Numerous recent studies have demonstrated how Deep Neural Network (DNN)
classifiers can be fooled by adversarial examples, in which an attacker adds
perturbations to an original sample, causing the classifier to misclassify the
sample. Adversarial attacks that render DNNs vulnerable in real life represent
a serious threat in autonomous vehicles, malware filters, or biometric
authentication systems. In this paper, we apply Fast Gradient Sign Method to
introduce perturbations to a facial image dataset and then test the output on a
different classifier that we trained ourselves, to analyze transferability of
this method. Next, we craft a variety of different black-box attack algorithms
on a facial image dataset assuming minimal adversarial knowledge, to further
assess the robustness of DNNs in facial recognition. While experimenting with
different image distortion techniques, we focus on modifying single optimal
pixels by a large amount, or modifying all pixels by a smaller amount, or
combining these two attack approaches. While our single-pixel attacks achieved
about a 15% average decrease in classifier confidence level for the actual
class, the all-pixel attacks were more successful and achieved up to an 84%
average decrease in confidence, along with an 81.6% misclassification rate, in
the case of the attack that we tested with the highest levels of perturbation.

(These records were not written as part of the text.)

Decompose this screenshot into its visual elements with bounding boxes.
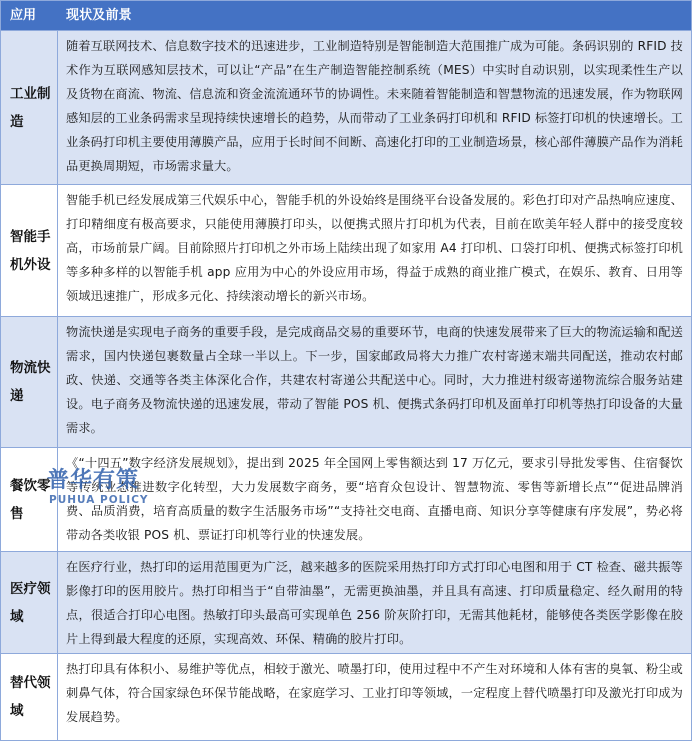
table-row-medical: 医疗领域 在医疗行业，热打印的运用范围更为广泛，越来越多的医院采用热打印方式打印… <box>1 552 691 654</box>
row-label: 替代领域 <box>1 654 58 740</box>
row-text: 物流快递是实现电子商务的重要手段，是完成商品交易的重要环节，电商的快速发展带来了… <box>58 317 691 447</box>
header-application: 应用 <box>1 1 58 30</box>
row-text: 《“十四五”数字经济发展规划》，提出到 2025 年全国网上零售额达到 17 万… <box>58 448 691 551</box>
row-text: 智能手机已经发展成第三代娱乐中心，智能手机的外设始终是围绕平台设备发展的。彩色打… <box>58 185 691 316</box>
table-row-retail: 餐饮零售 《“十四五”数字经济发展规划》，提出到 2025 年全国网上零售额达到… <box>1 448 691 552</box>
row-label: 物流快递 <box>1 317 58 447</box>
row-label: 智能手机外设 <box>1 185 58 316</box>
header-status-prospects: 现状及前景 <box>58 1 691 30</box>
table-row-smartphone: 智能手机外设 智能手机已经发展成第三代娱乐中心，智能手机的外设始终是围绕平台设备… <box>1 185 691 317</box>
table-header: 应用 现状及前景 <box>1 1 691 31</box>
table-row-logistics: 物流快递 物流快递是实现电子商务的重要手段，是完成商品交易的重要环节，电商的快速… <box>1 317 691 448</box>
row-label: 工业制造 <box>1 31 58 184</box>
row-label: 医疗领域 <box>1 552 58 653</box>
row-text: 在医疗行业，热打印的运用范围更为广泛，越来越多的医院采用热打印方式打印心电图和用… <box>58 552 691 653</box>
row-text: 热打印具有体积小、易维护等优点，相较于激光、喷墨打印，使用过程中不产生对环境和人… <box>58 654 691 740</box>
table-row-replacement: 替代领域 热打印具有体积小、易维护等优点，相较于激光、喷墨打印，使用过程中不产生… <box>1 654 691 741</box>
printer-applications-table: 应用 现状及前景 工业制造 随着互联网技术、信息数字技术的迅速进步，工业制造特别… <box>0 0 692 741</box>
table-row-industrial: 工业制造 随着互联网技术、信息数字技术的迅速进步，工业制造特别是智能制造大范围推… <box>1 31 691 185</box>
row-label: 餐饮零售 <box>1 448 58 551</box>
row-text: 随着互联网技术、信息数字技术的迅速进步，工业制造特别是智能制造大范围推广成为可能… <box>58 31 691 184</box>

Even with these high levels of perturbation, the face images remained
identifiable to a human. Understanding how these noised and perturbed images
baffle the classification algorithms can yield valuable advances in the
training of DNNs against defense-aware adversarial attacks, as well as adaptive
noise reduction techniques. We hope our research may help to advance the study
of adversarial attacks on DNNs and defensive mechanisms to counteract them,
particularly in the facial recognition domain.